In 2013, a team of researchers from The Boston Consulting Group conducted an important study. They analyzed 842 individual drug candidates with a known development outcome coming out of 419 companies. Of these 842 molecules, 637 failed in Phase II clinical trial or later and 205 were approved. For each candidate, 18 attributes–ranging from the company’s size to the drug’s therapeutic area of application–were assessed for correlation with success or failure.
What the authors of the study found was that the strongest single factor correlating with the final success of a molecule was a high termination rate in preclinical or Phase I stages. In other words, companies making hard decisions about which project to terminate earlier in the project lifecycle did better than companies postponing these decisions for later.
The BCG team pointed out to what they called the “progression-seeking” behavior plaguing the biopharmaceutical industry. Although as many as 90% of all drug development projects will eventually fail, there is a strong trend to further advance failing drug candidates instead of promptly terminating them. Unfortunately, this trend in drug development is hardly an exception. It is a common problem in other industries as well: There is a lot of waste in corporate product development pipelines. And yet, time and again, we see projects that had lost any chance to succeed still linger for years, depriving R&D units of valuable resources.
Why does this happen? Part of the problem stems from the fact that in many organizations, employee incentives are tied to “project progression” forcing the development teams to invent new excuses to preserve the losers. Besides, as pointed out in a recent guest blog by Yusuf Jamal, SVP, Devices and Platforms for Western Digital, many teams fall victim to the “sunk cost fallacy” when, after spending time and resources on a project, teams begin defending not the project per se, regardless of its performance, but their prior decisions about it. Regardless of the reasons, “zombie projects” are alive and well in R&D portfolios across industries.
What is to be done? Organizations need to adopt a disciplined approach to managing their R&D pipelines. They should start regularly asking themselves which “zombies” they should get rid of to reallocate resources to high-value, longer-term projects. And they need to do this often–at least quarterly and, perhaps, even more frequently in dynamic industries characterized by rapidly changing customer behaviors and short product life cycles –and not annually, a mistake that many companies make.

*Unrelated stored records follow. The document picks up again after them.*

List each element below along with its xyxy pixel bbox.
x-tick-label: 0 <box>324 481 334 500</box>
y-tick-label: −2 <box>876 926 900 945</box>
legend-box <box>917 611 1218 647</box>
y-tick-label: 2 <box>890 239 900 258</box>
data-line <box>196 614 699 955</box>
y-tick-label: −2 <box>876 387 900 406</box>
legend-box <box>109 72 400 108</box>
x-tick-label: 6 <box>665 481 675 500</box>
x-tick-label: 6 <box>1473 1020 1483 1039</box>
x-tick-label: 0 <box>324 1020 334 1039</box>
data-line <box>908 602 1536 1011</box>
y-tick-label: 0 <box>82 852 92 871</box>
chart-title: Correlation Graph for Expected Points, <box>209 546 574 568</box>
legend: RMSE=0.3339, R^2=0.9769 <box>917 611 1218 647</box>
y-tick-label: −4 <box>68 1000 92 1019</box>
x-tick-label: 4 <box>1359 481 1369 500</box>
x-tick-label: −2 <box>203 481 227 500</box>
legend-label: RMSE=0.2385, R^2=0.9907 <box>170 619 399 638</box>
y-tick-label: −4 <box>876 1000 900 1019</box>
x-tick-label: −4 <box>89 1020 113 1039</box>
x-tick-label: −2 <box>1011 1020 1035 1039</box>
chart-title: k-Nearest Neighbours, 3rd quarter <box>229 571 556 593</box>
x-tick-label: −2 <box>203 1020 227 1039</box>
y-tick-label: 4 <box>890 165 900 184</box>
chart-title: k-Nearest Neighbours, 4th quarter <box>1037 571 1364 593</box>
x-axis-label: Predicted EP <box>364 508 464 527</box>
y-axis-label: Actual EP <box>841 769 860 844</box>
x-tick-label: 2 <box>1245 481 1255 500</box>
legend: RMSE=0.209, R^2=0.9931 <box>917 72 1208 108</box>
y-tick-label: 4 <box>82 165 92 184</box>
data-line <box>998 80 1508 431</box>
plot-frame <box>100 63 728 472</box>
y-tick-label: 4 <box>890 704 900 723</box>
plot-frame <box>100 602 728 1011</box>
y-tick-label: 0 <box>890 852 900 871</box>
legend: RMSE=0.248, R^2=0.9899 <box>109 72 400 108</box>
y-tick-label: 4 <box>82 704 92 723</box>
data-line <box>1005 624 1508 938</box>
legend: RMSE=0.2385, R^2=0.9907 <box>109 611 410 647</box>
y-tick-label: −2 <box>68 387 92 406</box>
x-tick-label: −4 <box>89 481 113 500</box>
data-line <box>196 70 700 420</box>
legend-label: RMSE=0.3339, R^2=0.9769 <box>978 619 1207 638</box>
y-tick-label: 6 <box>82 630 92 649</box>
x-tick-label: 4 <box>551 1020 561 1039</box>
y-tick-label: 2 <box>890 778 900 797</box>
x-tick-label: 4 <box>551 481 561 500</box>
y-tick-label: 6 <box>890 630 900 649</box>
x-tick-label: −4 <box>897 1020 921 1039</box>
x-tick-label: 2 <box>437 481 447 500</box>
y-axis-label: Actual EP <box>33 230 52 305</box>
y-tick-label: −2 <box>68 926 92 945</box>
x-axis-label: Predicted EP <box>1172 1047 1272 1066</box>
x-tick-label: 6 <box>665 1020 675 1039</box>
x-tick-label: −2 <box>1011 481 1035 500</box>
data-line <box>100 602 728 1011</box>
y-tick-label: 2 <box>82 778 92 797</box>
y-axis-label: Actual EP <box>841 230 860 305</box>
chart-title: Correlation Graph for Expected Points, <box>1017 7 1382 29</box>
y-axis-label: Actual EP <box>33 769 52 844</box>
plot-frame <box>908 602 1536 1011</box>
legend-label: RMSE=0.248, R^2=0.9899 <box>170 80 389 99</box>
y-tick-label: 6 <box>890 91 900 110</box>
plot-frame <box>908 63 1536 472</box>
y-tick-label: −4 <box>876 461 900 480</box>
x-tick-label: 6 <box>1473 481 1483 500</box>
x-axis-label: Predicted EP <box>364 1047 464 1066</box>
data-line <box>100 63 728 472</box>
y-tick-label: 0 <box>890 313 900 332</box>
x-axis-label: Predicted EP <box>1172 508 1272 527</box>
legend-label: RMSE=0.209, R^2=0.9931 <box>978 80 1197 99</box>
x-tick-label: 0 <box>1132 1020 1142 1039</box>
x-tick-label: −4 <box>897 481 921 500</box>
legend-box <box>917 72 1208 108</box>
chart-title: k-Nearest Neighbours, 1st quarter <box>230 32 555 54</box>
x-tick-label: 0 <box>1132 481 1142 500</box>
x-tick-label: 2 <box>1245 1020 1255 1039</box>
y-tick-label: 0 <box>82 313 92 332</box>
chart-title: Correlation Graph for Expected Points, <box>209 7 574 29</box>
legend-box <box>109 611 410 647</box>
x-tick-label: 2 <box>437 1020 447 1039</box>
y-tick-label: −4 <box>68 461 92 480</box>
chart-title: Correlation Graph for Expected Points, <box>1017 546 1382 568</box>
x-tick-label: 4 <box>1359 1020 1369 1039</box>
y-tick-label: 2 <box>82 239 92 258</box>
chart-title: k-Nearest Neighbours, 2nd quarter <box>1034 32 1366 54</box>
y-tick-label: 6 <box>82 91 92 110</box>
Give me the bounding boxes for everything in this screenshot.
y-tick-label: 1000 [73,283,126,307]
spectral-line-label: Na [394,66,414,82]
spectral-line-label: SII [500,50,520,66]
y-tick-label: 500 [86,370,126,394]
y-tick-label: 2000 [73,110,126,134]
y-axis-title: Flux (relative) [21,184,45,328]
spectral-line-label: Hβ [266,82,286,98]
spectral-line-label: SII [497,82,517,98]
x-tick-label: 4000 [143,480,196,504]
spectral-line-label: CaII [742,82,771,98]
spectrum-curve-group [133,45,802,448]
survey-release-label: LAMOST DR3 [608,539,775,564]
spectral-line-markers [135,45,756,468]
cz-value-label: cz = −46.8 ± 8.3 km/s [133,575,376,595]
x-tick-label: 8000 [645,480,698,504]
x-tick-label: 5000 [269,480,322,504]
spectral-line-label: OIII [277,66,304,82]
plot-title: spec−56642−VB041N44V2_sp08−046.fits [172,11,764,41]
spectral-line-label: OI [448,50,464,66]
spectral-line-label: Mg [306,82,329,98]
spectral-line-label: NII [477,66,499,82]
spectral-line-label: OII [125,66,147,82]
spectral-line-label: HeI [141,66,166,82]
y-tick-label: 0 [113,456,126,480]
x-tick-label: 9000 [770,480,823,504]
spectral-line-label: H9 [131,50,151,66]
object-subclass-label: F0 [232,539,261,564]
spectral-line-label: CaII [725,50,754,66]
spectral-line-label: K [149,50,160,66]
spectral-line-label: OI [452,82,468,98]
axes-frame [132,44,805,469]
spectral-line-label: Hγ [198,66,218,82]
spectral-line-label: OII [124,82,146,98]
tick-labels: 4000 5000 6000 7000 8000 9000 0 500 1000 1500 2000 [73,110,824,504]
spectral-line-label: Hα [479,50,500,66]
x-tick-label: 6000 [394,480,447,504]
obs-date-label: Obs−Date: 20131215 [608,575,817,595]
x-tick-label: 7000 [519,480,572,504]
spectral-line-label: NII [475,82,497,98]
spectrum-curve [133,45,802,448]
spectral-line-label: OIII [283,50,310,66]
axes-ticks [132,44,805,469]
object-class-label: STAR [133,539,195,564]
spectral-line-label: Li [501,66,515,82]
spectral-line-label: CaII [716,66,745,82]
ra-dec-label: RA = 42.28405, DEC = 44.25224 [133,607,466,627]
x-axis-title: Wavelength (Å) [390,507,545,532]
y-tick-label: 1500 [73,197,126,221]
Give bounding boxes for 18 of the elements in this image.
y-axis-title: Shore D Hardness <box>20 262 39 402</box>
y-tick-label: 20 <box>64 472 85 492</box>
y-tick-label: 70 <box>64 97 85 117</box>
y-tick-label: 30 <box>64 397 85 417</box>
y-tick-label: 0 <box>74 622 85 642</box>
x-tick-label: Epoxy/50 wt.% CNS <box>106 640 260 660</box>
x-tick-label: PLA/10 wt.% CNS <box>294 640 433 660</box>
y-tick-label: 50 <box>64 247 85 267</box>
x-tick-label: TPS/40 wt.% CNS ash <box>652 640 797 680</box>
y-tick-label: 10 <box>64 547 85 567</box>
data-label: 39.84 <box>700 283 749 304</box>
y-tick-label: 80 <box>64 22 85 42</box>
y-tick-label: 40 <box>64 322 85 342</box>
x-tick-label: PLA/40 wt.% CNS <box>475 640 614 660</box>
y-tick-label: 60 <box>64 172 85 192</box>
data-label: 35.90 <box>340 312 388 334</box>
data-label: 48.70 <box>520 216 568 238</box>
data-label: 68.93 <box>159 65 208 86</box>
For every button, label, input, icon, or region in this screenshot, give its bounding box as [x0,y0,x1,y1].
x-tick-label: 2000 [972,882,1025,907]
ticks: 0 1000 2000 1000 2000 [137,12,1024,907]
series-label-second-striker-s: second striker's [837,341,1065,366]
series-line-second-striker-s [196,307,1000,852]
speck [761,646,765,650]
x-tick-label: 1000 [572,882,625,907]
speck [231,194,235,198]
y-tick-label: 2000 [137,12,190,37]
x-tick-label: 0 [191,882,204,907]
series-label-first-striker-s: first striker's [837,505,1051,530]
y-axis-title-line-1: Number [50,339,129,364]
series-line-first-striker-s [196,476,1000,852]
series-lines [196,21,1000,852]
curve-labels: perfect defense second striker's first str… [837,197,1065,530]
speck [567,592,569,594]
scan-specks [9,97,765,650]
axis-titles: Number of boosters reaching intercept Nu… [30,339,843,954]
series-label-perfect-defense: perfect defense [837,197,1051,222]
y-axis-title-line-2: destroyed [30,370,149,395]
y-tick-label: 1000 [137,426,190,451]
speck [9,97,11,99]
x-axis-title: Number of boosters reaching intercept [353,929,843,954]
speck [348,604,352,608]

Of course, there is no need to re-invent the proverbial wheel when it comes to terminating failing projects. This termination should be integral to Dynamic Innovation Portfolio Management, an “always on” process enabling enterprises to continuously monitor and analyze their innovation pipelines and make appropriate, real-time resource re-allocation decisions.
Portfolio management is a fundamental element of the innovation system that provides leaders with the insight, data, and visibility to make decisions on how to fund the right mix of projects across all growth horizons. During this process, individual projects are evaluated using criteria that measures value, risk, and alignment to strategic objectives. As a result, “zombie projects” are eliminated, giving space and resources to priority projects that maximize value creation.